Earlier this month, President Obama argued that wealthy business people owe some of their success to the government’s investment in education and basic infrastructure. He cited roads, bridges, and schools. Then he singled out the most clear-cut example of how government investment can spark huge business opportunities: the Internet.
“The Internet didn’t get invented on its own,” Obama said. “Government research created the Internet so that all the companies could make money off the Internet.”

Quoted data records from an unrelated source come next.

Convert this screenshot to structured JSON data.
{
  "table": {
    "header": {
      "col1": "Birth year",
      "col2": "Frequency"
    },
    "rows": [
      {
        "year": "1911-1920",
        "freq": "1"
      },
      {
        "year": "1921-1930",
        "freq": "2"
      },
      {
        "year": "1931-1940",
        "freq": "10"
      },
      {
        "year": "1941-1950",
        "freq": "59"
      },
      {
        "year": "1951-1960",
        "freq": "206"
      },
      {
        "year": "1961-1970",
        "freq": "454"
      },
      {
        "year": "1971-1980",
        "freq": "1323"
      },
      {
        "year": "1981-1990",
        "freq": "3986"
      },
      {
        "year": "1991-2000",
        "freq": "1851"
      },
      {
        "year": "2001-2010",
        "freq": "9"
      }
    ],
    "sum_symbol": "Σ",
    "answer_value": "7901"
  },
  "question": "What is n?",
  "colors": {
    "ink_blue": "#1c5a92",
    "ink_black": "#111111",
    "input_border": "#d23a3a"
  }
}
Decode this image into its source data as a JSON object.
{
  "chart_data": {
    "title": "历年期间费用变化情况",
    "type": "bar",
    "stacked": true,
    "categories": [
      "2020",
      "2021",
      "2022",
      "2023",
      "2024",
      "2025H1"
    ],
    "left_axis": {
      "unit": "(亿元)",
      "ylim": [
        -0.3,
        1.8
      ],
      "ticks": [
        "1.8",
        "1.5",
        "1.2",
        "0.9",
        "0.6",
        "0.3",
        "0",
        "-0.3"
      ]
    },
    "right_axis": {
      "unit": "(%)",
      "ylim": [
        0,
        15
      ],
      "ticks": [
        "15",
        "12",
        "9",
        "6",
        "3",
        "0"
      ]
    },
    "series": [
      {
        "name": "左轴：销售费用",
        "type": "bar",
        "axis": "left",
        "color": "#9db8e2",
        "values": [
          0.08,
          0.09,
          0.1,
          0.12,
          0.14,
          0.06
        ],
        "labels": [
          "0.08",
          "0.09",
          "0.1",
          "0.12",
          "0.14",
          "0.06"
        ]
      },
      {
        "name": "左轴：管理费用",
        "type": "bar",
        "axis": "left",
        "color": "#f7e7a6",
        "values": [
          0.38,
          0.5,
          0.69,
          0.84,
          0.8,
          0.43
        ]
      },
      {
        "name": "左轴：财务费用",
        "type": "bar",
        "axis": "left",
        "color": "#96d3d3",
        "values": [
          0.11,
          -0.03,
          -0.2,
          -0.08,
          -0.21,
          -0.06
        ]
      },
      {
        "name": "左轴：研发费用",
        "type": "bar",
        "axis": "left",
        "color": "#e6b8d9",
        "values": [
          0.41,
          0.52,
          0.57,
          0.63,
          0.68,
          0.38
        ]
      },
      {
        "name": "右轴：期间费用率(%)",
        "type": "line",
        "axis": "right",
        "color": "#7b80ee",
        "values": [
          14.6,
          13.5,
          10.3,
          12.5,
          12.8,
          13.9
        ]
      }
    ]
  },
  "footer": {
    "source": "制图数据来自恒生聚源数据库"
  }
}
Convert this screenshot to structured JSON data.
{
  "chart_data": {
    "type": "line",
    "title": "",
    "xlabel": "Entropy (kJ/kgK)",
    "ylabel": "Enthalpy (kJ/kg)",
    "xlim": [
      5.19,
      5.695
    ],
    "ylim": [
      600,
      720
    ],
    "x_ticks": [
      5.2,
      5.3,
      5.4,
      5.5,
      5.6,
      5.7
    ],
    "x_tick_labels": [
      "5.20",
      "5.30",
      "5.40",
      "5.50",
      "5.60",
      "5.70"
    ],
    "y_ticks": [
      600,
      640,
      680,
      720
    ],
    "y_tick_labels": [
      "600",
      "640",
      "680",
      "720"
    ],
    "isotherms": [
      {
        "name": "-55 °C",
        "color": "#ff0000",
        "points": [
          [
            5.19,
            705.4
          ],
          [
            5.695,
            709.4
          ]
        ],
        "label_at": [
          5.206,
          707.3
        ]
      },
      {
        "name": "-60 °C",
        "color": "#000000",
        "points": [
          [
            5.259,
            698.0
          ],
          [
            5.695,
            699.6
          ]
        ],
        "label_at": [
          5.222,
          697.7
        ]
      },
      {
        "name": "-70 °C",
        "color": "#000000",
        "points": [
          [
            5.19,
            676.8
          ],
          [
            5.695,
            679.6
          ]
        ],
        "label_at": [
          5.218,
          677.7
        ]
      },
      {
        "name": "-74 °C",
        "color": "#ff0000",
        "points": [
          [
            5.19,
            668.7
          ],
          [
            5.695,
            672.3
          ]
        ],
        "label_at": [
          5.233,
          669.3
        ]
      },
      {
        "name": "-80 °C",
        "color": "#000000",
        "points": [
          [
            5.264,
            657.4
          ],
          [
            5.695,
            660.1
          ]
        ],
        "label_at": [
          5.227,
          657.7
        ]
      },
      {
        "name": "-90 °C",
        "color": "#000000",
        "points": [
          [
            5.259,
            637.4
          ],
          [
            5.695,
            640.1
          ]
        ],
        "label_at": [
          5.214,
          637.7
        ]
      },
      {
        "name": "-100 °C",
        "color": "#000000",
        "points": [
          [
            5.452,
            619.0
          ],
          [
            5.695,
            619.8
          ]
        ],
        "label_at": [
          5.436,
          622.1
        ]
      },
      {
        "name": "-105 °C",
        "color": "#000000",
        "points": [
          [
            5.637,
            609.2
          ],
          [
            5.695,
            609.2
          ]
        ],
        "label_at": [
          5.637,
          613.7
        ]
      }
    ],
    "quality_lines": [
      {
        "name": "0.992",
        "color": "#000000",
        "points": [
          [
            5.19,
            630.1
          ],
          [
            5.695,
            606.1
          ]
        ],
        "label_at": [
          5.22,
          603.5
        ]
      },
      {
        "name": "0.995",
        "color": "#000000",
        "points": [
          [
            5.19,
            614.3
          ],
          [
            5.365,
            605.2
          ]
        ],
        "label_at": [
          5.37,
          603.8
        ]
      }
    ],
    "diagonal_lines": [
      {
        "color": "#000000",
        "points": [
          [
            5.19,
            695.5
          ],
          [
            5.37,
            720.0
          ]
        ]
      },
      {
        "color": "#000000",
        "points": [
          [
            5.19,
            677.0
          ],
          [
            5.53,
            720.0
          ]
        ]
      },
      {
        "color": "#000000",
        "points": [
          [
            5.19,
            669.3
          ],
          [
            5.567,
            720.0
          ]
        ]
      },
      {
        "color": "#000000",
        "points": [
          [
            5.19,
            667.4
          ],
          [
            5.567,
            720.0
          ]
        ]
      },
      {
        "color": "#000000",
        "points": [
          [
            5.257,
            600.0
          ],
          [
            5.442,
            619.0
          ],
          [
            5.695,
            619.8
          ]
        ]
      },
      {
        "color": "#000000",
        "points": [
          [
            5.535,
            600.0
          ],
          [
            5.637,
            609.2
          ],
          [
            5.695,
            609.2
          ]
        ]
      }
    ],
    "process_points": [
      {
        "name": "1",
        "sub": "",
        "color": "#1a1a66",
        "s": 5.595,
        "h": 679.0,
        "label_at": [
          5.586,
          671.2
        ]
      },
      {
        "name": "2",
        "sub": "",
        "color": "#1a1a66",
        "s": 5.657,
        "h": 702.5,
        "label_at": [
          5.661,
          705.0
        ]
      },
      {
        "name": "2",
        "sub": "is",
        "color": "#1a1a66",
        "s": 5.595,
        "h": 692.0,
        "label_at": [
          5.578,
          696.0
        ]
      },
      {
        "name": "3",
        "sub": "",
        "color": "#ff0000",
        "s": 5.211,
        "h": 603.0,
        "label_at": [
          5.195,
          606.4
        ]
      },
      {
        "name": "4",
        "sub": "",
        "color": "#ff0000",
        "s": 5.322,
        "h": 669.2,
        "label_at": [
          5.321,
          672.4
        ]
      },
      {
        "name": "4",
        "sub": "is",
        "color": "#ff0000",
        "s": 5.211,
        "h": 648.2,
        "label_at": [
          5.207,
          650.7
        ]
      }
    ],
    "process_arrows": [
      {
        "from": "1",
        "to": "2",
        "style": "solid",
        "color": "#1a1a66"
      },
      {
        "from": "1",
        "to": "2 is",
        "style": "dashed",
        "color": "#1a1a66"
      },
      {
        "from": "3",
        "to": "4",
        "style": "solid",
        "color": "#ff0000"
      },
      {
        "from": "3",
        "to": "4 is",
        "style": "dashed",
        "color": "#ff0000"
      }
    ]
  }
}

Until recently this wouldn’t have been a controversial statement. Everyone in the tech world knows that the Internet got its start in the 1960s, when a team of computing pioneers at the Pentagon’s Advanced Research Projects Agency designed and deployed ARPANET, the first computer network that used “packet switching”—a communications system that splits up data and sends it across multiple paths toward its destination, which is the basic design of today’s Internet. According to most accounts, researchers working on ARPANET created many of the Internet’s defining features, including TCP/IP, the protocol on which today’s network operates. In the 1980s, they strung together various government and university networks together using TCP/IP—thus creating a single worldwide network, the Internet.
Suddenly, though, the government’s role in the Internet’s creation is being cast into doubt. “It’s an urban legend that the government launched the Internet,” Gordon Crovitz, the former publisher of the Wall Street Journal,argued Monday in a widely linkedJournal op-ed. Instead, Crovitz believes that “full credit” for the Internet’s creation ought to go to Xerox, whose Silicon Valley research facility, Xerox PARC, created the Ethernet networking standard as well as the first graphical computer (famously the inspiration for Apple’s Mac). According to Crovitz, not only did the government not create the Internet, it slowed its arrival—that researchers were hassled by “bureaucrats” who stymied the network’s success.
“It’s important to understand the history of the Internet because it’s too often wrongly cited to justify big government,” Crovitz says. I’ll give him one thing: It is important to understand the history of the Internet. Too bad he doesn’t seem interested in doing so.
Crovitz’s entire yarn is almost hysterically false. He gets basic history wrong, he gets the Internet’s defining technologies wrong, and, most importantly, he misses the important interplay between public and private funds that has been necessary for all great modern technological advances.